Days after watching THE CURIOUS CASE OF BENJAMIN BUTTON, after leaving the dark, escapist theater where I shed more than a few tears, after returning home to pick up the kids, do homework, dinner, dishes and bedtime, I still suffered from a lingering sense of melancholy. I knew it was just a movie, a movie based on an impossible conceit no less, but I was disturbed by how watching a man age in reverse made me feel about my own life.
I’d heard of people who came close to death and returned with a new appreciation of living; their priorities simply and suddenly in check. Benjamin, having been born old and frail, was like one of those people. He had an unusual perspective that allowed him to understand early on the fleeting nature of the journey. He drank life in the way his tugboat captain drank his liquor. Daisy, on the other hand, had a less illuminated purview. She, like me, like most I presume, lived in denial of the finite while living very much in fear of it.
She wasted time, focusing on the frivolous and the immediate, fighting off the specter of death with each impulsive, life-affirming pleasure. While Benjamin walked, taking in all of what life had to offer, Daisy ran her race in a constant state of want, never opting for a moment of peace.

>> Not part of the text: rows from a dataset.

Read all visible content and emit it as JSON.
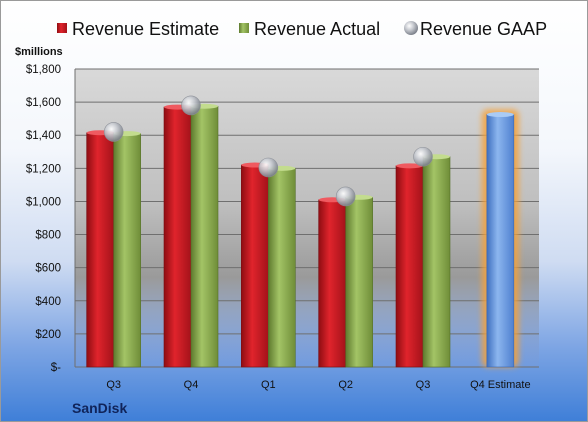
{
  "chart_data": {
    "type": "bar",
    "unit_label": "$millions",
    "company": "SanDisk",
    "categories": [
      "Q3",
      "Q4",
      "Q1",
      "Q2",
      "Q3",
      "Q4 Estimate"
    ],
    "series": [
      {
        "name": "Revenue Estimate",
        "color": "#c0141c",
        "values": [
          1415,
          1570,
          1220,
          1010,
          1215,
          null
        ]
      },
      {
        "name": "Revenue Actual",
        "color": "#86a848",
        "values": [
          1410,
          1575,
          1200,
          1025,
          1270,
          1525
        ]
      },
      {
        "name": "Revenue GAAP",
        "color": "#b0b6c0",
        "marker": "sphere",
        "values": [
          1420,
          1580,
          1205,
          1030,
          1270,
          null
        ]
      }
    ],
    "estimate_bar_color": "#6d9ee0",
    "estimate_glow_color": "#f5a23a",
    "ylim": [
      0,
      1800
    ],
    "yticks": [
      0,
      200,
      400,
      600,
      800,
      1000,
      1200,
      1400,
      1600,
      1800
    ],
    "ytick_labels": [
      "$-",
      "$200",
      "$400",
      "$600",
      "$800",
      "$1,000",
      "$1,200",
      "$1,400",
      "$1,600",
      "$1,800"
    ],
    "grid": true,
    "legend_position": "top"
  }
}
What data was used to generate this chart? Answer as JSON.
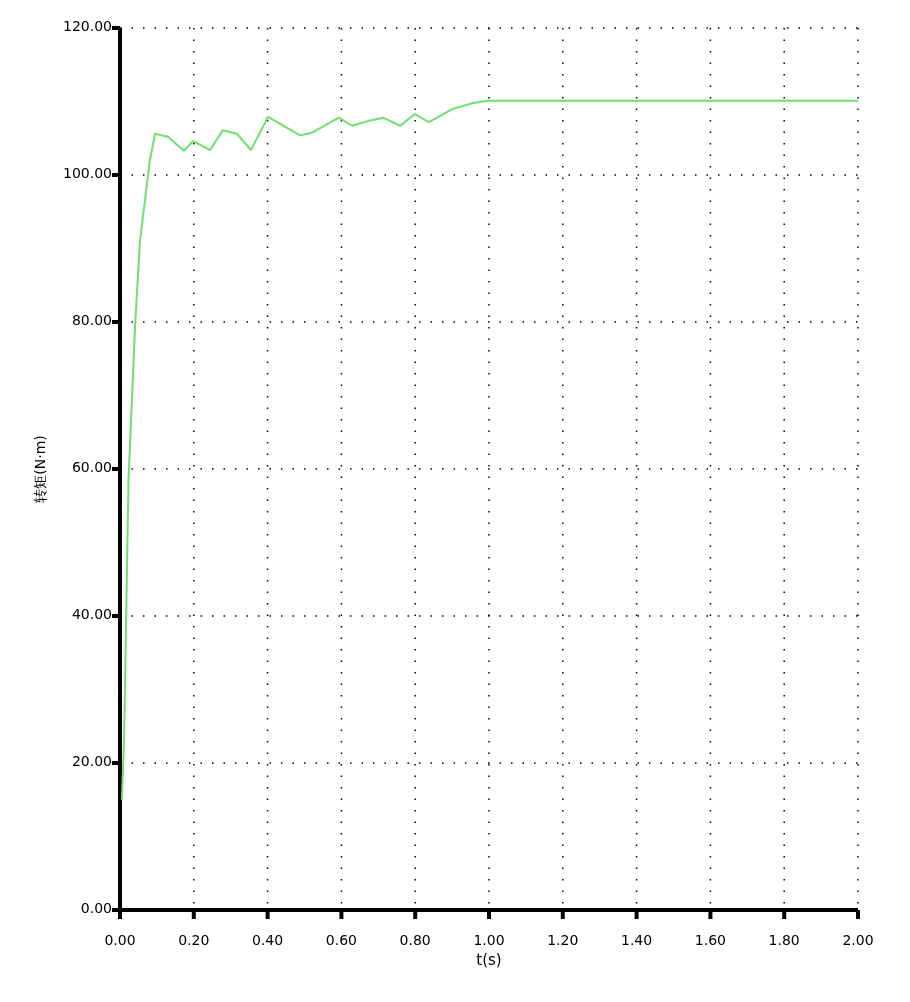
{
  "chart_data": {
    "type": "line",
    "xlabel": "t(s)",
    "ylabel": "转矩(N·m)",
    "xlim": [
      0,
      2
    ],
    "ylim": [
      0,
      120
    ],
    "xticks": [
      {
        "value": 0,
        "label": "0.00"
      },
      {
        "value": 0.2,
        "label": "0.20"
      },
      {
        "value": 0.4,
        "label": "0.40"
      },
      {
        "value": 0.6,
        "label": "0.60"
      },
      {
        "value": 0.8,
        "label": "0.80"
      },
      {
        "value": 1,
        "label": "1.00"
      },
      {
        "value": 1.2,
        "label": "1.20"
      },
      {
        "value": 1.4,
        "label": "1.40"
      },
      {
        "value": 1.6,
        "label": "1.60"
      },
      {
        "value": 1.8,
        "label": "1.80"
      },
      {
        "value": 2,
        "label": "2.00"
      }
    ],
    "yticks": [
      {
        "value": 0,
        "label": "0.00"
      },
      {
        "value": 20,
        "label": "20.00"
      },
      {
        "value": 40,
        "label": "40.00"
      },
      {
        "value": 60,
        "label": "60.00"
      },
      {
        "value": 80,
        "label": "80.00"
      },
      {
        "value": 100,
        "label": "100.00"
      },
      {
        "value": 120,
        "label": "120.00"
      }
    ],
    "grid": true,
    "series": [
      {
        "color": "#6ee06e",
        "x": [
          0.005,
          0.011,
          0.023,
          0.041,
          0.054,
          0.081,
          0.095,
          0.13,
          0.173,
          0.198,
          0.244,
          0.279,
          0.317,
          0.355,
          0.401,
          0.488,
          0.518,
          0.593,
          0.629,
          0.669,
          0.713,
          0.759,
          0.799,
          0.837,
          0.902,
          0.957,
          0.997,
          2.0
        ],
        "values": [
          15,
          23,
          58.5,
          79.6,
          91,
          102,
          105.6,
          105.2,
          103.3,
          104.6,
          103.4,
          106.1,
          105.6,
          103.4,
          107.9,
          105.4,
          105.7,
          107.8,
          106.7,
          107.3,
          107.8,
          106.7,
          108.3,
          107.2,
          109,
          109.8,
          110.1,
          110.1
        ]
      }
    ]
  }
}
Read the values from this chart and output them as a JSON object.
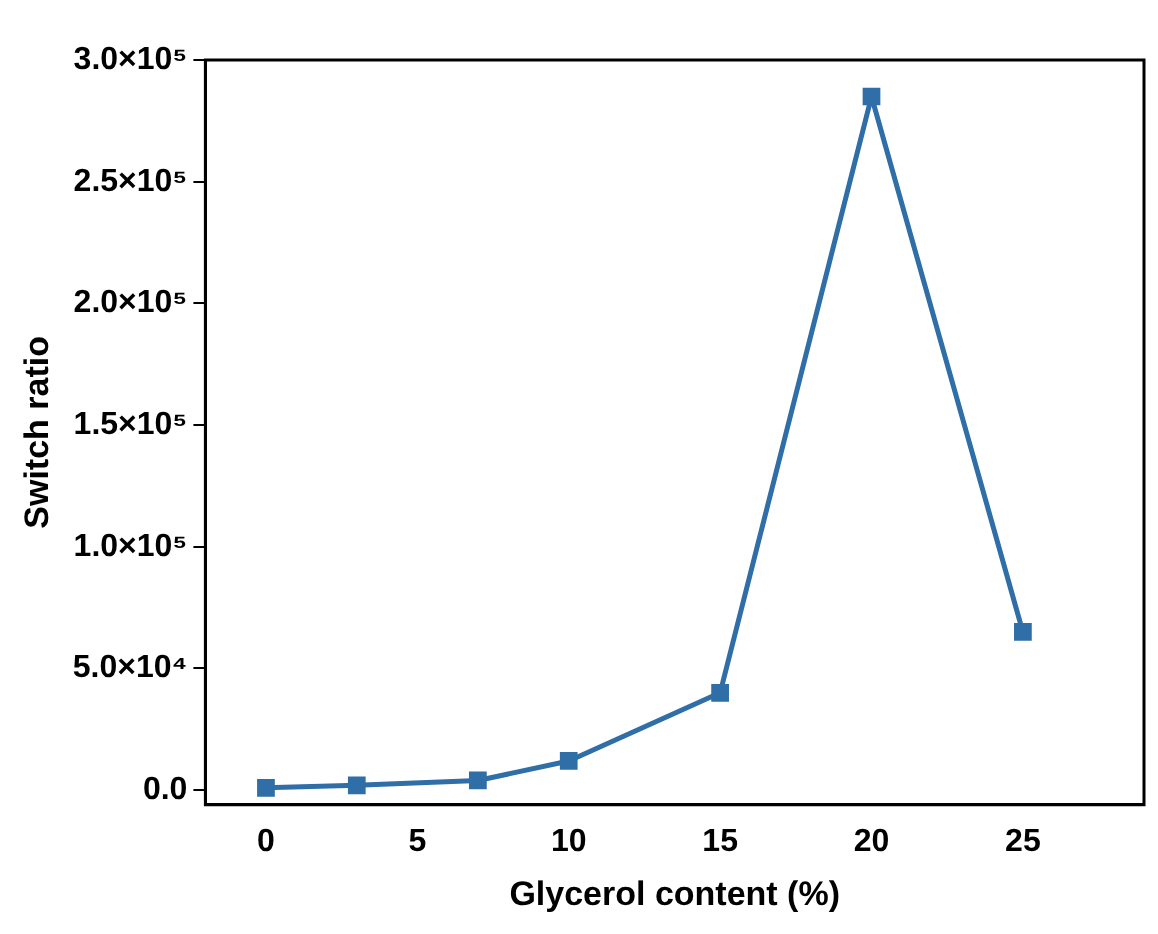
{
  "chart_data": {
    "type": "line",
    "xlabel": "Glycerol content (%)",
    "ylabel": "Switch ratio",
    "x": [
      0,
      3,
      7,
      10,
      15,
      20,
      25
    ],
    "series": [
      {
        "color": "#2f6ea6",
        "values": [
          1000,
          2000,
          4000,
          12000,
          40000,
          285000,
          65000
        ]
      }
    ],
    "xlim": [
      -2,
      29
    ],
    "xticks": [
      0,
      5,
      10,
      15,
      20,
      25
    ],
    "ylim": [
      -6000,
      300000
    ],
    "yticks": [
      {
        "value": 0,
        "label": "0.0"
      },
      {
        "value": 50000,
        "label": "5.0×10⁴"
      },
      {
        "value": 100000,
        "label": "1.0×10⁵"
      },
      {
        "value": 150000,
        "label": "1.5×10⁵"
      },
      {
        "value": 200000,
        "label": "2.0×10⁵"
      },
      {
        "value": 250000,
        "label": "2.5×10⁵"
      },
      {
        "value": 300000,
        "label": "3.0×10⁵"
      }
    ],
    "grid": false,
    "legend": false,
    "marker": "square",
    "line_style": "solid"
  }
}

When I was young, I couldn’t wait to be an adult. When I was just out of college, I couldn’t wait to find a soul mate and success. After I had babies, I couldn’t wait for them to grow older. I always focused on what came next, hoping it would be there that I would finally be satisfied. Older people warned me I would miss the days I so often bemoaned, advising me to find happiness in the present. But like Daisy, I didn’t listen. I didn’t know how.